El evangelio de este tercer domingo de cuaresma ( Jn 4, 5-42), entre otros temas, habla del encuentro entre Jesús y la samaritana. Se trata de un relato lleno de revelaciones, de descubrimientos, de enseñanzas e interpelaciones que se van haciendo poco a poco entre los protagonistas de esta historia.
El texto evangélico que leeremos contiene tres grandes apartados. En primer lugar aparece el diálogo entre Jesús y la samaritana (4, 5-26), en segundo lugar se muestra el diálogo entre Jesús y sus discípulos (4, 27-38), y en tercer lugar aparecen las conclusiones de los samaritanos (4, 39-42).
En el diálogo entre Jesús y la samaritana por su parte, se desarrollan tres temas importantes: El primero es el agua viva (4, 5-15). El segundo tema es la adoración verdadera (4, 16-24), y por último se habla del mesianismo (4, 25-26). El agua viva hace referencia al Espíritu Santo que es la fuente de la vida interior. Dios es espíritu y por lo tanto es quien mueve a la persona. El Espíritu de Dios es quien capacita a los creyentes para caminar en la verdad. Al ser Espíritu, Dios no puede estar encerrado en ningún lugar; con la llegada de Jesús se ha revelado además que cada persona se ha convertido en un espacio sagrado, Dios está presente también ahí. Cada persona, con su vida está llamada a darle culto a Dios, a reconocerlo como Padre y a vivir como su hijo.

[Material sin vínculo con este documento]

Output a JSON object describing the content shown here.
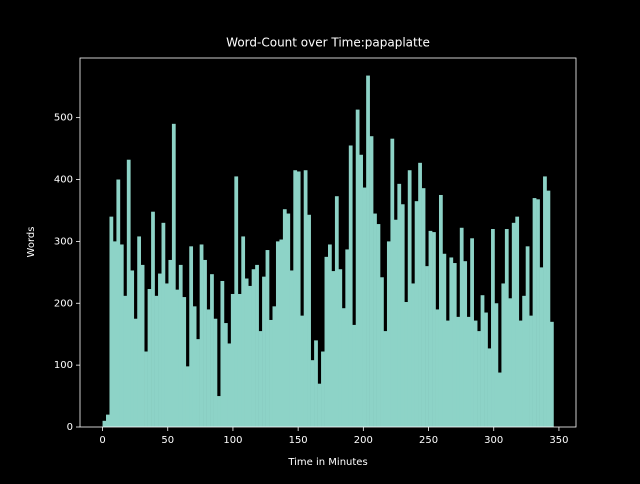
{
  "chart_data": {
    "type": "histogram",
    "title": "Word-Count over Time:papaplatte",
    "x_label": "Time in Minutes",
    "y_label": "Words",
    "color": "#8dd3c7",
    "bins": [
      0,
      2.66,
      5.32,
      7.98,
      10.64,
      13.3,
      15.96,
      18.62,
      21.28,
      23.94,
      26.6,
      29.26,
      31.92,
      34.58,
      37.24,
      39.9,
      42.56,
      45.22,
      47.88,
      50.54,
      53.2,
      55.86,
      58.52,
      61.18,
      63.84,
      66.5,
      69.16,
      71.82,
      74.48,
      77.14,
      79.8,
      82.46,
      85.12,
      87.78,
      90.44,
      93.1,
      95.76,
      98.42,
      101.08,
      103.74,
      106.4,
      109.06,
      111.72,
      114.38,
      117.04,
      119.7,
      122.36,
      125.02,
      127.68,
      130.34,
      133,
      135.66,
      138.32,
      140.98,
      143.64,
      146.3,
      148.96,
      151.62,
      154.28,
      156.94,
      159.6,
      162.26,
      164.92,
      167.58,
      170.24,
      172.9,
      175.56,
      178.22,
      180.88,
      183.54,
      186.2,
      188.86,
      191.52,
      194.18,
      196.84,
      199.5,
      202.16,
      204.82,
      207.48,
      210.14,
      212.8,
      215.46,
      218.12,
      220.78,
      223.44,
      226.1,
      228.76,
      231.42,
      234.08,
      236.74,
      239.4,
      242.06,
      244.72,
      247.38,
      250.04,
      252.7,
      255.36,
      258.02,
      260.68,
      263.34,
      266,
      268.66,
      271.32,
      273.98,
      276.64,
      279.3,
      281.96,
      284.62,
      287.28,
      289.94,
      292.6,
      295.26,
      297.92,
      300.58,
      303.24,
      305.9,
      308.56,
      311.22,
      313.88,
      316.54,
      319.2,
      321.86,
      324.52,
      327.18,
      329.84,
      332.5,
      335.16,
      337.82,
      340.48,
      343.14,
      345.8
    ],
    "values": [
      10,
      20,
      340,
      300,
      400,
      295,
      212,
      432,
      253,
      175,
      308,
      262,
      122,
      223,
      348,
      212,
      248,
      330,
      232,
      270,
      490,
      222,
      262,
      210,
      98,
      292,
      195,
      142,
      295,
      270,
      190,
      247,
      175,
      50,
      236,
      168,
      135,
      215,
      405,
      215,
      308,
      240,
      228,
      255,
      262,
      155,
      243,
      286,
      173,
      195,
      300,
      303,
      352,
      345,
      253,
      415,
      413,
      180,
      415,
      343,
      108,
      140,
      70,
      122,
      275,
      295,
      252,
      373,
      255,
      192,
      287,
      455,
      165,
      513,
      440,
      387,
      568,
      470,
      345,
      328,
      242,
      155,
      300,
      466,
      335,
      393,
      360,
      202,
      415,
      232,
      365,
      427,
      386,
      260,
      317,
      315,
      190,
      375,
      280,
      172,
      274,
      265,
      178,
      322,
      268,
      178,
      305,
      172,
      155,
      213,
      185,
      127,
      320,
      200,
      88,
      232,
      320,
      208,
      330,
      340,
      172,
      212,
      292,
      180,
      370,
      368,
      258,
      405,
      382,
      170
    ],
    "xlim": [
      -17.29,
      363.09
    ],
    "ylim": [
      0,
      596.4
    ],
    "xticks": [
      0,
      50,
      100,
      150,
      200,
      250,
      300,
      350
    ],
    "yticks": [
      0,
      100,
      200,
      300,
      400,
      500
    ]
  }
}
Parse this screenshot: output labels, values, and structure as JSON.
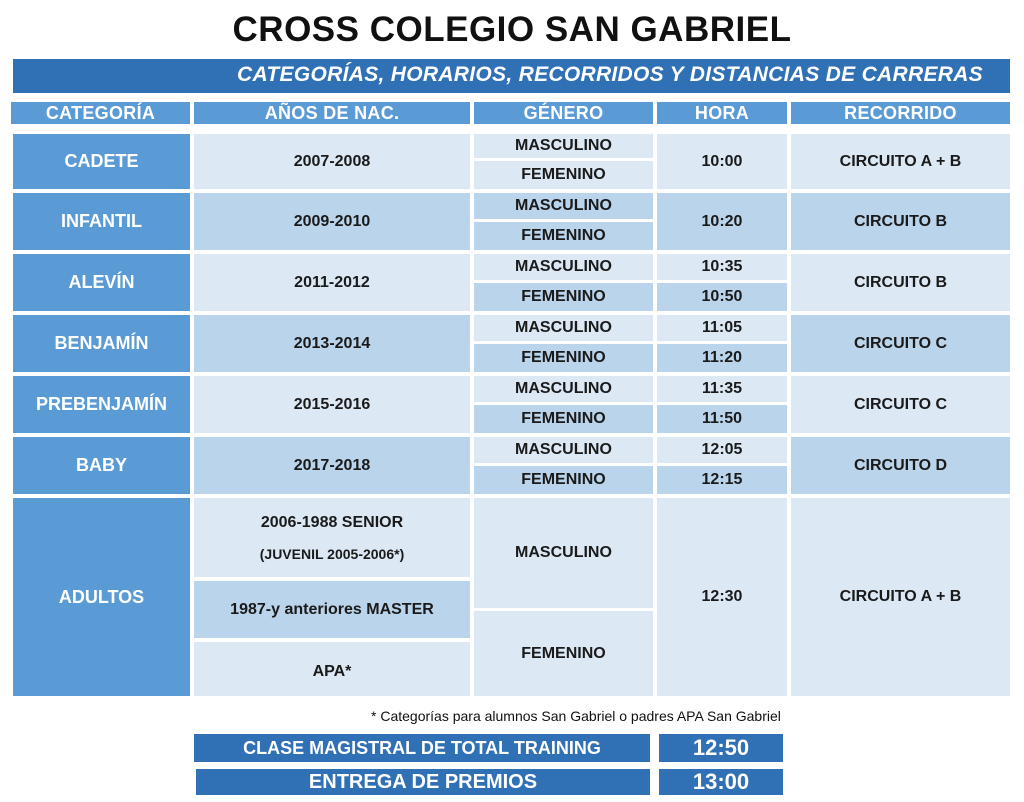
{
  "title": "CROSS COLEGIO SAN GABRIEL",
  "subtitle": "CATEGORÍAS, HORARIOS, RECORRIDOS Y DISTANCIAS DE CARRERAS",
  "headers": {
    "categoria": "CATEGORÍA",
    "anios": "AÑOS DE NAC.",
    "genero": "GÉNERO",
    "hora": "HORA",
    "recorrido": "RECORRIDO"
  },
  "rows": [
    {
      "categoria": "CADETE",
      "anios": "2007-2008",
      "genero_m": "MASCULINO",
      "genero_f": "FEMENINO",
      "hora": "10:00",
      "recorrido": "CIRCUITO A + B"
    },
    {
      "categoria": "INFANTIL",
      "anios": "2009-2010",
      "genero_m": "MASCULINO",
      "genero_f": "FEMENINO",
      "hora": "10:20",
      "recorrido": "CIRCUITO B"
    },
    {
      "categoria": "ALEVÍN",
      "anios": "2011-2012",
      "genero_m": "MASCULINO",
      "genero_f": "FEMENINO",
      "hora_m": "10:35",
      "hora_f": "10:50",
      "recorrido": "CIRCUITO B"
    },
    {
      "categoria": "BENJAMÍN",
      "anios": "2013-2014",
      "genero_m": "MASCULINO",
      "genero_f": "FEMENINO",
      "hora_m": "11:05",
      "hora_f": "11:20",
      "recorrido": "CIRCUITO C"
    },
    {
      "categoria": "PREBENJAMÍN",
      "anios": "2015-2016",
      "genero_m": "MASCULINO",
      "genero_f": "FEMENINO",
      "hora_m": "11:35",
      "hora_f": "11:50",
      "recorrido": "CIRCUITO C"
    },
    {
      "categoria": "BABY",
      "anios": "2017-2018",
      "genero_m": "MASCULINO",
      "genero_f": "FEMENINO",
      "hora_m": "12:05",
      "hora_f": "12:15",
      "recorrido": "CIRCUITO D"
    }
  ],
  "adultos": {
    "categoria": "ADULTOS",
    "anios_senior_1": "2006-1988 SENIOR",
    "anios_senior_2": "(JUVENIL 2005-2006*)",
    "anios_master": "1987-y anteriores MASTER",
    "anios_apa": "APA*",
    "genero_m": "MASCULINO",
    "genero_f": "FEMENINO",
    "hora": "12:30",
    "recorrido": "CIRCUITO A + B"
  },
  "footnote": "* Categorías para alumnos San Gabriel o padres APA San Gabriel",
  "events": [
    {
      "label": "CLASE MAGISTRAL DE TOTAL TRAINING",
      "time": "12:50"
    },
    {
      "label": "ENTREGA DE PREMIOS",
      "time": "13:00"
    }
  ],
  "colors": {
    "dark_blue": "#3070b4",
    "mid_blue": "#5b9bd5",
    "light_cell": "#dce9f5",
    "mid_cell": "#bad4ec"
  }
}
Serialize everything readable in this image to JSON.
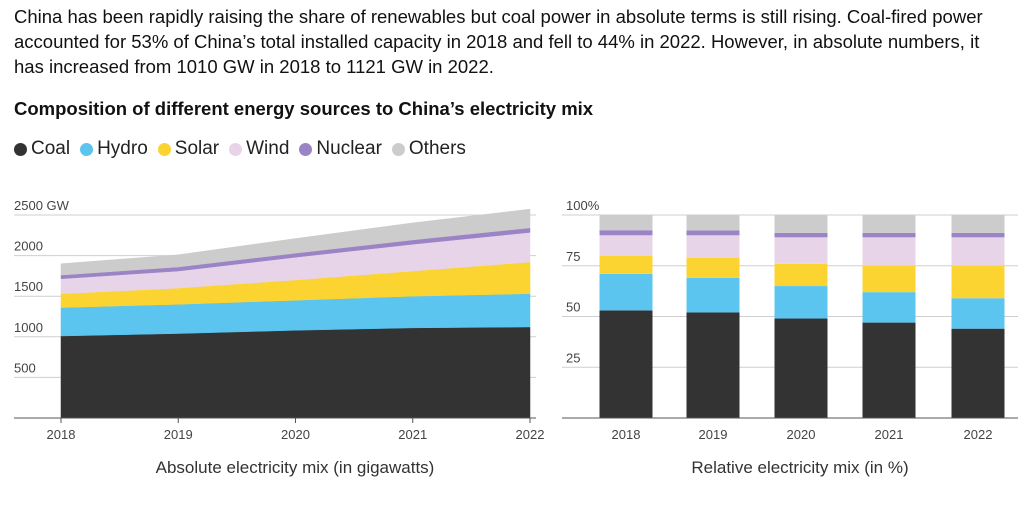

El texto evangélico revela muchas otras cosas. Una primer aspecto que conviene destacar es la pedagogía divina con la que Dios actúa ordinariamente y que viene expresada en esta historia de la samaritana: Jesús se acerca al que se siente alejado; dialoga con él y le revela verdades trascendentes paso a paso: él dará el agua viva que procura la vida eterna en razón de que él es el Mesías, el Salvador. Esto también nos recuerda un principio salvífico fundamental: Dios no distingue a nadie. Los prejuicios no son lo suyo. Dios quiere que todos se salven, Dios no le cierra la puerta a nadie.
Otro asunto importante es el proceso de fe que vive la samaritana en esta narración. Así, de un encuentro casual con Jesús en un pozo, van despertándose muchas inquietudes hasta llegar a un encuentro personal. El diálogo hecho sobre un asunto cotidiano, el agua, se termina con la profesión de fe no sólo de aquella mujer de Samaria sino de toda una comunidad, los samaritanos. De ahí que el relato bíblico se cierre con esta declaración solemne: “Ya no creemos por lo que tú nos has contado, pues nosotros mismos lo hemos oído y sabemos que él es de veras, el Salvador del mundo”.
Por último, el texto del evangelio que escucharemos este domingo tiene también una función kerygmática e interpelante. A través de esta narración se nos cuestiona cómo es nuestra relación con Dios y que tan profunda es nuestra fe. ¿Nuestra relación con Dios es conceptual o existencial? Para la samaritana Jesús aparece en un principio simplemente como un judío cualquiera, luego pasa a ser Señor y profeta, hasta ser reconocido como Mesías y Salvador. La samaritana no sólo acepta la fe, se convierte en su promotora. Esta narración nos escenifica la historia de un discípulo misionero. Es decir alguien que habiéndose encontrado con Jesús, lo reconoce como su salvador y lo anuncia a los demás.